Thumbs up all around.
Preheat the oven to 200c.
Cut up the neck part (the long bit) of a butternut squash into slices. I don’t bother to peel it, just give it a wash. Throw the slices into a deep roasting tray and drizzle them with olive oil.
Scatter over a teaspoon of cumin and smoked paprika. Drop in half a teaspoon of cinnamon and a scattering of salt and pepper. Grate in the zest of one lemon and toss everything together so that it’s evenly coated. Slip in the oven for 40 minutes.
During this time, drain a can of black eyed peas and put them in a bowl.
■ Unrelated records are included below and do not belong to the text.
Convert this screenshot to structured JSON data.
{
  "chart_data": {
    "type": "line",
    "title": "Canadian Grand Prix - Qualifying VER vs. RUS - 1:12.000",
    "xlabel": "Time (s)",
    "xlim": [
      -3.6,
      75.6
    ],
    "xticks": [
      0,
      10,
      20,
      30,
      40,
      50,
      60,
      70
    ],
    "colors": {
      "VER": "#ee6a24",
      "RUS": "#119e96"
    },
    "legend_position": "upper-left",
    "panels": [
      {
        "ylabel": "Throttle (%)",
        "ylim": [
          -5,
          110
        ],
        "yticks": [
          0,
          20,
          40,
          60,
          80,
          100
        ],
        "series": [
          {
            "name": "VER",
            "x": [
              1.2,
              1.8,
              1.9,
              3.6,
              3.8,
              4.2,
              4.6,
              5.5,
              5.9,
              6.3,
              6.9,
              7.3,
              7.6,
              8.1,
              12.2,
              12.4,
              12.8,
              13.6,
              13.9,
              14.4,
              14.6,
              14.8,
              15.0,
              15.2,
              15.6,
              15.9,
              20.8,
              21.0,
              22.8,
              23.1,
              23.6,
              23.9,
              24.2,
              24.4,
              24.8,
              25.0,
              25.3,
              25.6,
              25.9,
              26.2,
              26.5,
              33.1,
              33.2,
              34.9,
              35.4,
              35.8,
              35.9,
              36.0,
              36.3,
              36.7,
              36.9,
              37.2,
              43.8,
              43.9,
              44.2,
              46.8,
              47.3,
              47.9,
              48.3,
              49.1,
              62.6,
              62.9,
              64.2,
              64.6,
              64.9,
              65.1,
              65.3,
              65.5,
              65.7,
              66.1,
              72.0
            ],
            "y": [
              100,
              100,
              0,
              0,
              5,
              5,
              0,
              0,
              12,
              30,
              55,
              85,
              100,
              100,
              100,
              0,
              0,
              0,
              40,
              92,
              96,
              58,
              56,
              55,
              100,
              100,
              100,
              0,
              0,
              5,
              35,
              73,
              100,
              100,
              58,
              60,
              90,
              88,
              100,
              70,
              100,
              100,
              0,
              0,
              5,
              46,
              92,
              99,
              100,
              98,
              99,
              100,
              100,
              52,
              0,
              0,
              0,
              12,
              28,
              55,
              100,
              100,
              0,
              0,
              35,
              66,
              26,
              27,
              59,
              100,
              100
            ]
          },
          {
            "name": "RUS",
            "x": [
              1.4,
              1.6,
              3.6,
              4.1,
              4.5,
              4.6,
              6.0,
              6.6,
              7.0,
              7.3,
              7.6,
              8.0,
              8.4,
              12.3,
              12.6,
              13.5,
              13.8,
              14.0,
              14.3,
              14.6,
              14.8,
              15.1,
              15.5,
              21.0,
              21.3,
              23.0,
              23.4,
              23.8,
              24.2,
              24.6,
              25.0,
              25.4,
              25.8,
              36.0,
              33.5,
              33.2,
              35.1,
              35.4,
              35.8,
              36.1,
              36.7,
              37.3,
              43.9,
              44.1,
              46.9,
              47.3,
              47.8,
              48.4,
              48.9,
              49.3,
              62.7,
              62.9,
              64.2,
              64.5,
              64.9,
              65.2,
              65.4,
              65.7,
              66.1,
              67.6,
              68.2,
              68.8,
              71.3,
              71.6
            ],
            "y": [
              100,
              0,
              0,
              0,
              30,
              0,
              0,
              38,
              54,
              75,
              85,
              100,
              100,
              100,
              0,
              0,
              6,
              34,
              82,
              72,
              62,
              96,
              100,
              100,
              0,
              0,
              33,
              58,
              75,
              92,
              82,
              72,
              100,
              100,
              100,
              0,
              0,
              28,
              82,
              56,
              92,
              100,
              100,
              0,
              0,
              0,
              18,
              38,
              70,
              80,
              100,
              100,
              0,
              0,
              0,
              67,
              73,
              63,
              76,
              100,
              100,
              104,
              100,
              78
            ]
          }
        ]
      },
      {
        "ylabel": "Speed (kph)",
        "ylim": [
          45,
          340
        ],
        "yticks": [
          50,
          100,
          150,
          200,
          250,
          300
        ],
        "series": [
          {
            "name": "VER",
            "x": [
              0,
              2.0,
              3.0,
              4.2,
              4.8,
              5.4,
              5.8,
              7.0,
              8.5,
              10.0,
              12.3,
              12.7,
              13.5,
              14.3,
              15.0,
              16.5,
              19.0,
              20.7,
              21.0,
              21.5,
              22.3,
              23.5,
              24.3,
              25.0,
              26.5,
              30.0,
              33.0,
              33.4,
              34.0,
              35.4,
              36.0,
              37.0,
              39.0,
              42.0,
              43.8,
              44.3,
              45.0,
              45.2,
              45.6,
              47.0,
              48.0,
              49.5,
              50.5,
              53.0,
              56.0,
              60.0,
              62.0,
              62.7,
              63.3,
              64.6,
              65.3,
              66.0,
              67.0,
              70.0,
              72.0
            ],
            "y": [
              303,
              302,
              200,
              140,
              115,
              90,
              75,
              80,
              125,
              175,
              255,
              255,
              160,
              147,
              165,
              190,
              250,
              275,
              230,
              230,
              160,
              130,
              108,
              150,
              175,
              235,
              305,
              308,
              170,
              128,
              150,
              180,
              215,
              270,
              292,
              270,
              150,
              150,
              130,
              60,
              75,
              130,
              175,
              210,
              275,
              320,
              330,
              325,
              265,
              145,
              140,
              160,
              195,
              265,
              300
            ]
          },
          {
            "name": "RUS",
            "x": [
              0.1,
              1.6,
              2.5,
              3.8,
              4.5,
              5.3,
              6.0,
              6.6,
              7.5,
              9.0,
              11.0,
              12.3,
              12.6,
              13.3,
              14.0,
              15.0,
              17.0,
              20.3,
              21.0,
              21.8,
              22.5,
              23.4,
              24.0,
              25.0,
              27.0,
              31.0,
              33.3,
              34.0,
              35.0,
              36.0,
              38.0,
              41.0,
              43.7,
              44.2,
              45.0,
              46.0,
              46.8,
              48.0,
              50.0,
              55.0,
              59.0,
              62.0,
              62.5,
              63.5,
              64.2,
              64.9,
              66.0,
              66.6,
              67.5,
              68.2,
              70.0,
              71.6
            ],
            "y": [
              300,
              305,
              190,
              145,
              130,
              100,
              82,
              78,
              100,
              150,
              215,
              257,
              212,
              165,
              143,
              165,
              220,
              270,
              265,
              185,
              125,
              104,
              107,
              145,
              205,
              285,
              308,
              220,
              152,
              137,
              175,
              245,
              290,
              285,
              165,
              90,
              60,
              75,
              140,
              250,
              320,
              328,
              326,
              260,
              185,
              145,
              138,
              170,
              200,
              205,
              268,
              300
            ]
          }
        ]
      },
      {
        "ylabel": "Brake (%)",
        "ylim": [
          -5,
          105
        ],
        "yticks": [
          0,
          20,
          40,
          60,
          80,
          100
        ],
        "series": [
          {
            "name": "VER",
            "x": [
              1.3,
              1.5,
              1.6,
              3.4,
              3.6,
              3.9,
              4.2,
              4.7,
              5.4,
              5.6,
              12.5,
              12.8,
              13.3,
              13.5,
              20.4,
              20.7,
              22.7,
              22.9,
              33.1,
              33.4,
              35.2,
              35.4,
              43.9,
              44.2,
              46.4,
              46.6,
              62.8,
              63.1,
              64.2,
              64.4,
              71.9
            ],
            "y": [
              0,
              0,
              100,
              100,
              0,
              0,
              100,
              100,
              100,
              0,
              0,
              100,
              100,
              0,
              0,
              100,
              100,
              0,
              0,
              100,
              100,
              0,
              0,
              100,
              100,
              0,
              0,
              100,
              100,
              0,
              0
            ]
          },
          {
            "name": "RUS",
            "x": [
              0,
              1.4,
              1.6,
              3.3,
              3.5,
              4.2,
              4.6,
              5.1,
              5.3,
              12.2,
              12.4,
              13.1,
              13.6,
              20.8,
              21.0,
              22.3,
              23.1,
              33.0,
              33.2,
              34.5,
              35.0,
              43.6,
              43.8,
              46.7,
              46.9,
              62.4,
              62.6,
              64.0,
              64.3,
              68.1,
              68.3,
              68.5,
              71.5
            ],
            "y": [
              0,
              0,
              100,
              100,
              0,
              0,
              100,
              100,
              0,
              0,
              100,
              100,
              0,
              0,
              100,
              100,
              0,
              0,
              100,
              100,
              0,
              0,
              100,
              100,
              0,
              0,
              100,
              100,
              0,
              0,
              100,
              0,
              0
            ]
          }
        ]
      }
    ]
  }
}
Squirt over a generous tablespoon of tomato paste and stir together so that the BEP’s are coated.
After 20 minutes of the squash roasting, take it out of the oven, fling in the tomatoey BEP’s and then put back in the oven for the final 20 minutes.
During this time, in a jug, combine four tablespoons of natural yogurt with a teaspoon of Dijon mustard, a tablespoon of extra virgin olive oil, a tablespoon of apple cider vinegar and some salt and pepper. Give everything a stir. Arrange a big handful of salad leaves on a plate.
Throw the squash and BEP’s on the leaves, drizzle with some of the Mustard Lemon dressing and scatter over some flaked almonds.